Intel reports 'blowout' Q3 financials, Q4 guidance
Industry watchers applaud the company and its Q4 revenue guidance of $10.1 billion, which would show a 23% year-over-year increase and would place sales back at levels achieved before the economic meltdown.
By Suzanne Deffree, Managing Editor, News -- Electronic News, 10/14/2009
Intel Corp Tuesday afternoon reported on its September quarter with revenue of $9.4 billion showing the strongest Q2 to Q3 sales growth the company has seen in 30 years.
The sequential revenue gain of $1.4 billion bested Street estimates for Intel sales and also bested the company's own raised guidance in late August, calling for a $1 billion gain on Q2's $8 billion in sales. At that time the company noted higher than expected demand for MPUs and chipsets.
In its Q3 report, Intel reported record MPU and chipset units. The company also reported that mobility group revenue was up 19% sequentially, digital enterprise group revenue was up 14% sequentially, and Atom MPU and chipset revenue was up 14% sequentially for sales of $415 million. As compared to Q3 2008, total revenue was down $828 million.
Meanwhile, Q3 net income of $1.9 billion was up $2.3 billion sequentially but down $158 million year over year. Q3 earnings per share of 33 cents were up 40 cents sequentially and down 2 cents year over year. Q3 gross margin of 57.6% was up 7 points sequentially and was higher than the company's expectations.
"We are very pleased with the company’s third quarter," Paul Otellini, Intel president and CEO, said in on a conference call with analysts Tuesday afternoon. "The strong financial performance is a result of having the right products at the right cost at the right time for a recovering global economy."
Otellini continued to state that Intel's strength mostly remains in consumer-driven industries. "Our mobile business had a particularly strong quarter," he said. "We saw the sequential unit growth rate of notebook processors and chipsets exceed the growth rate of Atom MPUs and chipsets. While Atom and netbooks are important growth drivers for us, our traditional notebook business remains a primary drivers of revenue growth. We expect that to continue."
According to Intel CFO Stacy Smith, the PC market "is recovering nicely." He said on the call that Intel's MPU revenue sans Atom has grown 23% since the market bottomed out in Q1.
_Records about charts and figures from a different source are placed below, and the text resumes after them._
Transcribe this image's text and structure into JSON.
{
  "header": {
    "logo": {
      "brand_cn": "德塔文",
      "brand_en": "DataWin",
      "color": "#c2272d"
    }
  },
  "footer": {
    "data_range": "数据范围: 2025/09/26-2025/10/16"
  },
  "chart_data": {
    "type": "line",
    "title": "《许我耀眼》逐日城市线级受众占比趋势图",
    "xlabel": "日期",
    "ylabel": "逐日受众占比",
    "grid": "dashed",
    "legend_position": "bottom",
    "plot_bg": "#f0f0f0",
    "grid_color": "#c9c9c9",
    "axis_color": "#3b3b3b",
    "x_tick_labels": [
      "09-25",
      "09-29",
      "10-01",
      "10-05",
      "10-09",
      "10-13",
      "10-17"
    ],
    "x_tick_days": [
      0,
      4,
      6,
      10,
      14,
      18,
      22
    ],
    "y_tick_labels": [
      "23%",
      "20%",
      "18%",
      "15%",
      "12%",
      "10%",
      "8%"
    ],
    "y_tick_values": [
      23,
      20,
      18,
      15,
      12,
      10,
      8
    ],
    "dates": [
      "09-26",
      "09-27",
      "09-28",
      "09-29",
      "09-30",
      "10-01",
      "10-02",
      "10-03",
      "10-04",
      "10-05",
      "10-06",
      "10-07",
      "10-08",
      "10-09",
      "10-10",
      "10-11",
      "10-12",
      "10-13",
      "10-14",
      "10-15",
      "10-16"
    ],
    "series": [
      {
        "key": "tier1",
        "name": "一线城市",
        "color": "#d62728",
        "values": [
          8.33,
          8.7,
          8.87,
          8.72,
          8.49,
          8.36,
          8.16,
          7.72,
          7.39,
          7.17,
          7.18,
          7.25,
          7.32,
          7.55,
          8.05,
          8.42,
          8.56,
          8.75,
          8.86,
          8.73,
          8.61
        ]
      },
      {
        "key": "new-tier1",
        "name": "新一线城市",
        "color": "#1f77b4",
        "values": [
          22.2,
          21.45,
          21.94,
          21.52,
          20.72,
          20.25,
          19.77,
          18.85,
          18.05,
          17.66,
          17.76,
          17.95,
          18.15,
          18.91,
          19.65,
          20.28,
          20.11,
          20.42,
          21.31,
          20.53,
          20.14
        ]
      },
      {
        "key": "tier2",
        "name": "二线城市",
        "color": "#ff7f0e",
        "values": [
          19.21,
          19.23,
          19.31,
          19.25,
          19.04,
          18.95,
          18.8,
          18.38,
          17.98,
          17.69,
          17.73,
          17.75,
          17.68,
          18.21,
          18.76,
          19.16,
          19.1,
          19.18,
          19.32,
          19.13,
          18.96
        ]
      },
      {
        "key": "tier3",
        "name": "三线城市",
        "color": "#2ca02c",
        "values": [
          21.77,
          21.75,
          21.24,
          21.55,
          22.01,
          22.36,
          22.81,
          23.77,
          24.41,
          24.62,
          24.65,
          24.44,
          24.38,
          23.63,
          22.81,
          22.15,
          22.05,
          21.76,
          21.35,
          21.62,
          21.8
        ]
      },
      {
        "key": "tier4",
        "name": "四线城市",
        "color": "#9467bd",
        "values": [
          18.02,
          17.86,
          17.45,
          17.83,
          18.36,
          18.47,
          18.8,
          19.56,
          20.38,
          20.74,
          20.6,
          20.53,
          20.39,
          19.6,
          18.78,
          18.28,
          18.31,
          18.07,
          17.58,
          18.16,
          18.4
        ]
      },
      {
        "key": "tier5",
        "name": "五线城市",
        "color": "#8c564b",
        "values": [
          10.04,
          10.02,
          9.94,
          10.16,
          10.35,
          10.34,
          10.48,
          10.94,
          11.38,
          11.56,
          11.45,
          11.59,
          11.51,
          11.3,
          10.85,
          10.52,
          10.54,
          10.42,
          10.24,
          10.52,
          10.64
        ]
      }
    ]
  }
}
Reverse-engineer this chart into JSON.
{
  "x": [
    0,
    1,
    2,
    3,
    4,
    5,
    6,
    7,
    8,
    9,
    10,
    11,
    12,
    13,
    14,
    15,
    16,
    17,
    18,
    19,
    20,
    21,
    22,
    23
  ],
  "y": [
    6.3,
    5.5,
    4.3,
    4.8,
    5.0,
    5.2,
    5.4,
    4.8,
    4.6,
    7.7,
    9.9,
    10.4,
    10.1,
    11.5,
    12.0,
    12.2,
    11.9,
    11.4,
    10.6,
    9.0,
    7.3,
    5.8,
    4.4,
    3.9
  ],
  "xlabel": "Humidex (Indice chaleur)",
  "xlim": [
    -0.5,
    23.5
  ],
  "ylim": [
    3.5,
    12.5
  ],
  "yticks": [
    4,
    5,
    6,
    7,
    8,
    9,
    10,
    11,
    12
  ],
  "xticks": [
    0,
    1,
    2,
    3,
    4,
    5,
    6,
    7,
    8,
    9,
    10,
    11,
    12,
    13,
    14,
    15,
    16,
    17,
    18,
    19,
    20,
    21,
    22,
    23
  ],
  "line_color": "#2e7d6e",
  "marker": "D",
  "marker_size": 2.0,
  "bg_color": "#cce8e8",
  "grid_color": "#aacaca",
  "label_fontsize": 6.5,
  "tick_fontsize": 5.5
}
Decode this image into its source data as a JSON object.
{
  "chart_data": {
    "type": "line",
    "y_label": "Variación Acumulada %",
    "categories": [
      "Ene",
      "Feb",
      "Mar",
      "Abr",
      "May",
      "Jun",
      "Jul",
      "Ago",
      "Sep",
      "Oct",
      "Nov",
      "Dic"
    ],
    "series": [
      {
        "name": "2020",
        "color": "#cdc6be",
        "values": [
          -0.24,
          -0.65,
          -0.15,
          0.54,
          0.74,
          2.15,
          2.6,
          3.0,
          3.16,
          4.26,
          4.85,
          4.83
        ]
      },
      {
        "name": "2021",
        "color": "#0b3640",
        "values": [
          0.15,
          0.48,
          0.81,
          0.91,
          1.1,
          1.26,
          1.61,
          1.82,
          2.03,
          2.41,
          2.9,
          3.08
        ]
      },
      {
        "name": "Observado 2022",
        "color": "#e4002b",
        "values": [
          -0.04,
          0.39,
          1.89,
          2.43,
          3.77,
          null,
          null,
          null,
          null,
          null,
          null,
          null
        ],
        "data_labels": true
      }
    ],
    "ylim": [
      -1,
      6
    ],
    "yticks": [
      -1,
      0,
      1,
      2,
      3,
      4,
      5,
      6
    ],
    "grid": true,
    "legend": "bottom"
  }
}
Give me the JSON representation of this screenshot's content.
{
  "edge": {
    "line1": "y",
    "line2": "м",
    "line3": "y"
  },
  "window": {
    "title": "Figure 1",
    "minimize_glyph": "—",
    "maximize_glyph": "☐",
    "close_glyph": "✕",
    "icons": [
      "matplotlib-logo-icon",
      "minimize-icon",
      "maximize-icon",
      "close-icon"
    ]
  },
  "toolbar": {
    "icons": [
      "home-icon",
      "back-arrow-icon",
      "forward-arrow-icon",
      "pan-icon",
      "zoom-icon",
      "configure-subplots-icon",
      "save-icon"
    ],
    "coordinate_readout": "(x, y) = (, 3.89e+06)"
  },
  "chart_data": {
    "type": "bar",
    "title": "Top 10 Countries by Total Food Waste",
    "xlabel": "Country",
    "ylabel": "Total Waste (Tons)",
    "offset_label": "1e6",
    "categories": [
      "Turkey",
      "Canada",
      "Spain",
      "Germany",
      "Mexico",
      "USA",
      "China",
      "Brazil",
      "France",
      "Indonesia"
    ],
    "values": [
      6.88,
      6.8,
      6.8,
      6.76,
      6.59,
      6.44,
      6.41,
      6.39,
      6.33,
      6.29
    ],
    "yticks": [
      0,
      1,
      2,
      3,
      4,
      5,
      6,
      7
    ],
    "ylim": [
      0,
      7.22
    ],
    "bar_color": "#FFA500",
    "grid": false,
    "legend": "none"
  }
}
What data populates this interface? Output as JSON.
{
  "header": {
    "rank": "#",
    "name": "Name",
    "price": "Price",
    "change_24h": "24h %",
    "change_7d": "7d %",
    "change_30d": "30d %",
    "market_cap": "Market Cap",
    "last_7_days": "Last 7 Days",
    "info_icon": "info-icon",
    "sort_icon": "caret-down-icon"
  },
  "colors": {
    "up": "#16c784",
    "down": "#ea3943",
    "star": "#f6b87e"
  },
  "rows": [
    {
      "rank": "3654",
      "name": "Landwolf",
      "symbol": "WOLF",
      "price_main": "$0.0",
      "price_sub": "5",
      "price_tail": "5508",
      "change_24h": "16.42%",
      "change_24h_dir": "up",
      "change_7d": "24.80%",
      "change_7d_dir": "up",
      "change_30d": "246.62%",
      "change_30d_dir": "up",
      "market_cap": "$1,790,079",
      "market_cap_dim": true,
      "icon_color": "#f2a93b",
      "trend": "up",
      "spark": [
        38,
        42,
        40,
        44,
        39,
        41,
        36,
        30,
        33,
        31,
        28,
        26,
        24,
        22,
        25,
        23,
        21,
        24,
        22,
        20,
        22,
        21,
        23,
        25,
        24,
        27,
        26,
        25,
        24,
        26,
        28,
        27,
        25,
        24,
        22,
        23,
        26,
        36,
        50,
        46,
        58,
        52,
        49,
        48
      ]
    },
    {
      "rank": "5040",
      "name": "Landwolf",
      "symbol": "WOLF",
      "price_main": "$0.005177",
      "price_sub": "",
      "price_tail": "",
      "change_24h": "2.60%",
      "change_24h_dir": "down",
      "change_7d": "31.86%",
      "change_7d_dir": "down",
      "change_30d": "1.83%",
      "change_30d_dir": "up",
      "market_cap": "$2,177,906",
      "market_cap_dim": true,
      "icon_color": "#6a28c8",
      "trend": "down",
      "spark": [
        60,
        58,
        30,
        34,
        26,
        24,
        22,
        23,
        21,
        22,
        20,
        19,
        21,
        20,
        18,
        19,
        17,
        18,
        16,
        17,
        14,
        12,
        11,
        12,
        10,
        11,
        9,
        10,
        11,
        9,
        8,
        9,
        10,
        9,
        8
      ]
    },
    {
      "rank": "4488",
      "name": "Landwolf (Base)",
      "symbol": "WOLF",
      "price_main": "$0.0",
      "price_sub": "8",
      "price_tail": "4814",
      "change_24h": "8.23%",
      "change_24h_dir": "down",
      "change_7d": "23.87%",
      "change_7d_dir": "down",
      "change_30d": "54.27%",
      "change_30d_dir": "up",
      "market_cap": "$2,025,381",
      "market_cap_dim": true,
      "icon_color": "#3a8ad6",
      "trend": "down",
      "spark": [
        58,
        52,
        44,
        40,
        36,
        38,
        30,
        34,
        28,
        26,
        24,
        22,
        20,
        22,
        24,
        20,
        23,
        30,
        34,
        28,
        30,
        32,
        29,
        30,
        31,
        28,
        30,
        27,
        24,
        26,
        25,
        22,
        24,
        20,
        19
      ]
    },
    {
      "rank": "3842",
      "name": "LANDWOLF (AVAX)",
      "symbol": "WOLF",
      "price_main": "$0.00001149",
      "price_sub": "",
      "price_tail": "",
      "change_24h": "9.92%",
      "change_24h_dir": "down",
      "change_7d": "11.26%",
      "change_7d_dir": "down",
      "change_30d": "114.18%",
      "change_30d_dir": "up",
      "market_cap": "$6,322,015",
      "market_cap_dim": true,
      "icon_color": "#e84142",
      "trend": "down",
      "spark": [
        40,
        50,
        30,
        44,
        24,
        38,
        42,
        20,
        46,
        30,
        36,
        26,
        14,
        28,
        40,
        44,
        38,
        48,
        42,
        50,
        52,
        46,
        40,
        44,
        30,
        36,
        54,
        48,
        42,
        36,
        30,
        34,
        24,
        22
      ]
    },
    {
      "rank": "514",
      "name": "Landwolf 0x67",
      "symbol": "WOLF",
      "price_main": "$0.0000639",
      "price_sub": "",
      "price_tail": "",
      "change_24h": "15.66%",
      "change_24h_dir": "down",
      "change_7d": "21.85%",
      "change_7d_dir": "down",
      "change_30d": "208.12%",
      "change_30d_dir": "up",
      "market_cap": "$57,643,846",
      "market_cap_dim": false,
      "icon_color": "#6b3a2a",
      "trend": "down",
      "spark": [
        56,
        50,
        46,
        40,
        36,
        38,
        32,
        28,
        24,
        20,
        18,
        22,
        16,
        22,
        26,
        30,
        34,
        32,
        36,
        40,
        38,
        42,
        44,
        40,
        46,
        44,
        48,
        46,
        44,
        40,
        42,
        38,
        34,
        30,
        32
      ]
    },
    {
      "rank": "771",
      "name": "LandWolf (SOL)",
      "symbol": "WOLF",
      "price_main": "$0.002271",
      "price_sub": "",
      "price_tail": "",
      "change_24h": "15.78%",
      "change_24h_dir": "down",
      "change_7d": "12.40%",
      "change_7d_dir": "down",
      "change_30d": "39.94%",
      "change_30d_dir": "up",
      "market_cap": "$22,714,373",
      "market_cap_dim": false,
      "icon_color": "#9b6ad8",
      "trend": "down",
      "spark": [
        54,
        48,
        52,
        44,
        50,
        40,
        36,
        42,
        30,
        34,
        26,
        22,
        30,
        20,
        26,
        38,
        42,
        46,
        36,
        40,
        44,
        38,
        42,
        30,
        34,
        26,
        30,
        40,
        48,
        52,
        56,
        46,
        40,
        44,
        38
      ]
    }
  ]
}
"For the fourth quarter, we are forecasting a seasonal increase in revenue, taking the midpoint of our forecast range to $10.1 billion, a 23% increase from the fourth quarter of 2008." Smith guided. "We are forecasting the midpoint of the gross margin range to increase another 4.5 points to 62%."
Smith noted the recovering overall market, as well as factory efficiencies, in making the Q4 guidance. Craig Berger, a financial analyst at FBR Capital markets, made similar points in his research note on Intel's Q3 this morning.
"Intel delivered more than the blowout Q3 financial results and Q4 guidance that investors were looking for," Berger said. "Q4 revenue guidance of $10.1 billion is back to levels achieved in Q3 2008, before the credit-driven financial meltdown, while Q4 gross margin guidance of 61% is three points higher than seen in Q3 2008 (and gross margin guidance seems conservative). Whether Intel can sustain greater than 60% gross margins remains questionable; however, we are encouraged that leaner factory head count, improving production cycle-times, and more equipment reuse between process nodes (including 32 nm) are driving tangible benefits. Further, with fab utilizations in the 80 to 90% range, Intel still has headroom to ramp revenues to $11.5 billion should demand exist.
"With a sharp demand/revenue recovery, still robust gross margins likely in 2010, a new ramping 32-nm process, and continued execution, Intel's 2010 earnings power looks impressive, though obviously Q4 sell-through trends are of paramount importance," Berger said.
Although questioned by financial analysts, neither Smith nor Otellini would offer estimates for 2010 on the company's Q3 call.
On the positive news, Intel's stock, INTC, closed up 1.66% today and was credited as one of a handful of stocks that helped the Dow Jones Industrial Average close above the 10000 mark for the first time since October 3, 2008. INTC closed at $20.83, up from its Tuesday close of $20.49. The stock also showed significant gain on its year-ago price, when it closed at $15.93 on October 14, 2008.*
*Editor's note: This story was updated at 6:15pm eastern to include INTC price information.